Sparse Auto-Encoders and Holism about Large Language Models
Summary: arXiv:2603.26207v1 Announce Type: cross
Abstract: Does Large Language Model (LLM) technology suggest a meta-semantic picture i.e. a picture of how words and complex expressions come to have the meaning that they do? One modest approach explores the assumptions that seem to be built into how LLMs capture the meanings of linguistic expressions as a way of considering their plausibility (Grindrod, 2026a, 2026b).
It has previously been argued that LLMs, in employing a form of distributional semantics, adopt a form of holism about meaning (Grindrod, 2023; Grindrod et al., forthcoming). However, recent work in mechanistic interpretability presents a challenge to these arguments. Specifically, the discovery of a vast array of interpretable latent features within the high dimensional spaces used by LLMs potentially challenges the holistic interpretation.
In this paper, I will present the original reasons for thinking that LLMs embody a form of holism (section 1), before introducing recent work on features generated through sparse auto-encoders, and explaining how the discovery of such features suggests an alternative decompositional picture of meaning (section 2). I will then respond to this challenge by considering in greater detail the nature of such features (section 3). Finally, I will return to the holistic picture defended by Grindrod et al. and argue that the picture still stands provided that the features are countable (section 4).
Exploring the Holistic Interpretation of LLMs
The notion that LLMs operate under a holistic framework stems from their reliance on distributional semantics, which posits that the meaning of words is derived from their contextual usage. This framework suggests that words do not have isolated meanings but rather contribute to a network of meanings that are interdependent. Key arguments supporting this view include:
- The interconnectedness of word usage in various contexts enhances the understanding of meaning.
- LLMs generate coherent text by leveraging a holistic understanding of language rather than isolated word definitions.
- The patterns identified by LLMs reflect complex relationships between linguistic expressions.

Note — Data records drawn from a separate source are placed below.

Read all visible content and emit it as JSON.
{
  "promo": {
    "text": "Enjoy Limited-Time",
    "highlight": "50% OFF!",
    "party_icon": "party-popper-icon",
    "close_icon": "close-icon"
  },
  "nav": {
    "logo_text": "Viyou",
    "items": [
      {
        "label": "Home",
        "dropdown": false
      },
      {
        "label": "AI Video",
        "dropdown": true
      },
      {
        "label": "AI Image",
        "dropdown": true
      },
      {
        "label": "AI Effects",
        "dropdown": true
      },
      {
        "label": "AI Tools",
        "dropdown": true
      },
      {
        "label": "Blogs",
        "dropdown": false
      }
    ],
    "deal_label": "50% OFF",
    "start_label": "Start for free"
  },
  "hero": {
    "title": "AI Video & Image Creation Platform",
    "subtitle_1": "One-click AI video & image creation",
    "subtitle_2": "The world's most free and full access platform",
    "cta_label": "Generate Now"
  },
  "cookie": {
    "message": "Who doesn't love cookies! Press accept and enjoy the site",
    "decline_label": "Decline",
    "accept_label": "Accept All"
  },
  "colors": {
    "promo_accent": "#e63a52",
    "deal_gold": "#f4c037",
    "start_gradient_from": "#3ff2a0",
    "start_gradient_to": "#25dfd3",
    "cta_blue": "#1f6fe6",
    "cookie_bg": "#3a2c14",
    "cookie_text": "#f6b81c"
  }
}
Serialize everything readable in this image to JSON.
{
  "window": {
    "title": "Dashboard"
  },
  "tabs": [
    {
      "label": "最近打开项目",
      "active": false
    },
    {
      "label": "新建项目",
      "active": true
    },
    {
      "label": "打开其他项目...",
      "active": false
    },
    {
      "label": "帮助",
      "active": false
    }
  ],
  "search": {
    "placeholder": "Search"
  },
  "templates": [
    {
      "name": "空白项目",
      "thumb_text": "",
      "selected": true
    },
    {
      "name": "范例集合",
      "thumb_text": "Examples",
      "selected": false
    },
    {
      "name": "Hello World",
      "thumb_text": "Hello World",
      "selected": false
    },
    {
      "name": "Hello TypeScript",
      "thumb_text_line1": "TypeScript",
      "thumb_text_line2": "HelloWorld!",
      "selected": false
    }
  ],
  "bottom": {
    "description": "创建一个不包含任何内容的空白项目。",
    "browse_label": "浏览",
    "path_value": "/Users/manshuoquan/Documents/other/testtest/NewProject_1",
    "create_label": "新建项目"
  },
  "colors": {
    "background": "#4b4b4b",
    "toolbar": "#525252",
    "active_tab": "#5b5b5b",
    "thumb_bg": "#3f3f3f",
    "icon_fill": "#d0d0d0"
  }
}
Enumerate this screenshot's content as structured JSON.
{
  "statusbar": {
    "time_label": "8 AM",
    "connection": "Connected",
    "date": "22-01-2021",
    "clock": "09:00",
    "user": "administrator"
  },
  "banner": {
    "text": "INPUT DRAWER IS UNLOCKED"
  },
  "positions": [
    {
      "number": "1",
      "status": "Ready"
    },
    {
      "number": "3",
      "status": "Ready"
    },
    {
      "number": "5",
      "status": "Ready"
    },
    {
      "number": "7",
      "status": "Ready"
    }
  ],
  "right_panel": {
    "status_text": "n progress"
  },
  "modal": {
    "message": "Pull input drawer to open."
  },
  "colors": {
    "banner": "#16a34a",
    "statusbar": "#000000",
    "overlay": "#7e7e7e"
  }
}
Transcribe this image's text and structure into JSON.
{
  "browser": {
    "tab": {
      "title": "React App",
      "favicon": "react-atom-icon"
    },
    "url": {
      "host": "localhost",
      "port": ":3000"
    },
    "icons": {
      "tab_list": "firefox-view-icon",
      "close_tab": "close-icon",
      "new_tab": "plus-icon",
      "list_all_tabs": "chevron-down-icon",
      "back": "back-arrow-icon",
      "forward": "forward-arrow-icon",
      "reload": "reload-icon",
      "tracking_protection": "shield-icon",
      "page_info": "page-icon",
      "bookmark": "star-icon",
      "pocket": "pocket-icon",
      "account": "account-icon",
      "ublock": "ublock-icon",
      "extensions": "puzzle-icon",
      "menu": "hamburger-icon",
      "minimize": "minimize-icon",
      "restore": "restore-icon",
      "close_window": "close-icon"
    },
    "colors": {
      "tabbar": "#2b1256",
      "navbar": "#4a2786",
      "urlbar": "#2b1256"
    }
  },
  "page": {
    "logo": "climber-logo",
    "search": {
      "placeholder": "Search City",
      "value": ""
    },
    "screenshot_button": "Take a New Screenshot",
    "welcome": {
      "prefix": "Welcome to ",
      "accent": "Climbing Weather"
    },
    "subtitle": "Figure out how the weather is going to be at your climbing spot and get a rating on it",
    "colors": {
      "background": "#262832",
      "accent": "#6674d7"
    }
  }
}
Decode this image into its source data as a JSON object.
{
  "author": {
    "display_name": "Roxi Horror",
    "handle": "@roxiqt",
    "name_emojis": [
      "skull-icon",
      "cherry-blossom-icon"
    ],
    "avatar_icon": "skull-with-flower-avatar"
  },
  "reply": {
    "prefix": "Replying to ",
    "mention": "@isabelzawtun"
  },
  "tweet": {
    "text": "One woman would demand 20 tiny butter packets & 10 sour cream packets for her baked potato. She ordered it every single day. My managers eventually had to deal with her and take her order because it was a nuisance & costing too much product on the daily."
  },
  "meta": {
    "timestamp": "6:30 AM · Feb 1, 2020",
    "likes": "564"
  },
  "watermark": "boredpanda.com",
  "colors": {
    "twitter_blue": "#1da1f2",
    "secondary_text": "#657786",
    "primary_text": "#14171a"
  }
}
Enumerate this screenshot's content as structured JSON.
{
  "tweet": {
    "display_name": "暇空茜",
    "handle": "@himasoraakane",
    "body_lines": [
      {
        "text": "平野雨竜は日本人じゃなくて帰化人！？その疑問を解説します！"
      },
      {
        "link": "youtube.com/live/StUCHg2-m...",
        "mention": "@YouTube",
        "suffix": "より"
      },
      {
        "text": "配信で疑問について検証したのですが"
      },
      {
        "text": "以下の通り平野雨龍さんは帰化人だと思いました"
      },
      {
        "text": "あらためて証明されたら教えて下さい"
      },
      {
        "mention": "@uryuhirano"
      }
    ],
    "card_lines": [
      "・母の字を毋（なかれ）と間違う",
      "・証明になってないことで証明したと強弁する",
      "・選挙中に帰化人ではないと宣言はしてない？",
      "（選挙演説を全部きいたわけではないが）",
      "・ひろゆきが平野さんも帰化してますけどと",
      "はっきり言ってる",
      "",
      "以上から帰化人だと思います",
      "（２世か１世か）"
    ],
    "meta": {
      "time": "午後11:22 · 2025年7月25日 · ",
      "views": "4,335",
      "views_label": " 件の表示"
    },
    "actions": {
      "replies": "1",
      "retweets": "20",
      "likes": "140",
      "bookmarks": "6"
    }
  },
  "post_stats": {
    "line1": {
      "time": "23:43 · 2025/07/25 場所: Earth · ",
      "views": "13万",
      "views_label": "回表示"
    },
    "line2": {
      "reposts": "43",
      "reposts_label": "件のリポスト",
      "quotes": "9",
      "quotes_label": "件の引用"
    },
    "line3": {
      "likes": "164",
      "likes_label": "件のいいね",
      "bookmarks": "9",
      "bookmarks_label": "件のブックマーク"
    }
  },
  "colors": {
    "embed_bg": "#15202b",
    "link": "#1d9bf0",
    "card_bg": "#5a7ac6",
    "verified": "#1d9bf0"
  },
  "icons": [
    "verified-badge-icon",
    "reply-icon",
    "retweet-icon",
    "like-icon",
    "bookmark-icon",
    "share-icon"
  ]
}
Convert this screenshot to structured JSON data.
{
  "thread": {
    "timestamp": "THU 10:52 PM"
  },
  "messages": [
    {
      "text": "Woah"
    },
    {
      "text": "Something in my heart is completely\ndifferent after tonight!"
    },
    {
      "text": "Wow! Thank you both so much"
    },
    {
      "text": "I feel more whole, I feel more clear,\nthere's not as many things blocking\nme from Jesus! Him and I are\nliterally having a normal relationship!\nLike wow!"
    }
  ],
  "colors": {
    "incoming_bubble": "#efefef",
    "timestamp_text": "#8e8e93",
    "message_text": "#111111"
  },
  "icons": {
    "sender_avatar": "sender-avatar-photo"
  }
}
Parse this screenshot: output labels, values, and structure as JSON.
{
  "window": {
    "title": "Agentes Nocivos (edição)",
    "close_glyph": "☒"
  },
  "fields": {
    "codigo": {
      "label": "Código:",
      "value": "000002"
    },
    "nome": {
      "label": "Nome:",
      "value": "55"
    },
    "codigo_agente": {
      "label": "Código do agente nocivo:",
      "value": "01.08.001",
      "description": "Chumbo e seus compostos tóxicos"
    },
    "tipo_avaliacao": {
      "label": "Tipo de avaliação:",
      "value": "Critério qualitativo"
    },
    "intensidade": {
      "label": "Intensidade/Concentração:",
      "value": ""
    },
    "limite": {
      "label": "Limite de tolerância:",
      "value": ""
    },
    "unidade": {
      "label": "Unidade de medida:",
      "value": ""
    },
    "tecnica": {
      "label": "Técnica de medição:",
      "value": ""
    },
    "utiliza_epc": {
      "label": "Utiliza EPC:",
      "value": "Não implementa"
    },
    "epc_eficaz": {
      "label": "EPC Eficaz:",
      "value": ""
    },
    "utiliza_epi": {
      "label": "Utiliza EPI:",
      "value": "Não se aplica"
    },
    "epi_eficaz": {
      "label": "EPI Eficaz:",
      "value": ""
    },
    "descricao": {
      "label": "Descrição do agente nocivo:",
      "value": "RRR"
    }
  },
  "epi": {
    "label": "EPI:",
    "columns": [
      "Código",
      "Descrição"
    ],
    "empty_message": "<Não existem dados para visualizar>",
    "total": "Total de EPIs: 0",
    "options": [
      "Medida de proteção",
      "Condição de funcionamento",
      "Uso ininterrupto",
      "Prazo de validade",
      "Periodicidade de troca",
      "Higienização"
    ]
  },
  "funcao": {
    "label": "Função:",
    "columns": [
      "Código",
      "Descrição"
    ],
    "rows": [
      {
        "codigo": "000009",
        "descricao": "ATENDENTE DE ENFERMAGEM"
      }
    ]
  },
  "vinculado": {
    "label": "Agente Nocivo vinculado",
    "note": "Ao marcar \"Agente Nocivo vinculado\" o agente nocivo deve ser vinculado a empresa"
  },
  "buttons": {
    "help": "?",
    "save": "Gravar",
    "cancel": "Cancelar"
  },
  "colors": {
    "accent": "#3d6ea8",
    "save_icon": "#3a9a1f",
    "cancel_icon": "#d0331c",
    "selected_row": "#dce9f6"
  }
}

The Role of Sparse Auto-Encoders
Recent advancements in the field of mechanistic interpretability have introduced sparse auto-encoders, which uncover interpretable latent features in high-dimensional spaces. This research indicates that:
- Sparse auto-encoders can effectively identify and isolate specific features that contribute to meaning.
- These features offer a decompositional perspective on meaning, suggesting that words can be understood through their individual components.
- The findings challenge the holistic view by presenting evidence that meaning can arise from distinct features rather than a unified whole.
Responding to the Challenge
In response to the challenge posed by the discovery of interpretable features, it is essential to delve deeper into their nature. The implications of these features could support a hybrid model of meaning that combines both holistic and decompositional perspectives. By examining:
- The countability of features and their relationship to linguistic expressions.
- The interactions between features and how they contribute to overall meaning.
- The possibility of integrating both perspectives to enrich our understanding of LLMs.
Conclusion
Ultimately, while recent findings challenge the traditional holistic interpretation of LLMs, they also pave the way for a more nuanced understanding that encompasses both holistic and decompositional aspects. As researchers continue to explore these dimensions, the ongoing dialogue will significantly shape the future of LLM interpretability and the nature of meaning in language.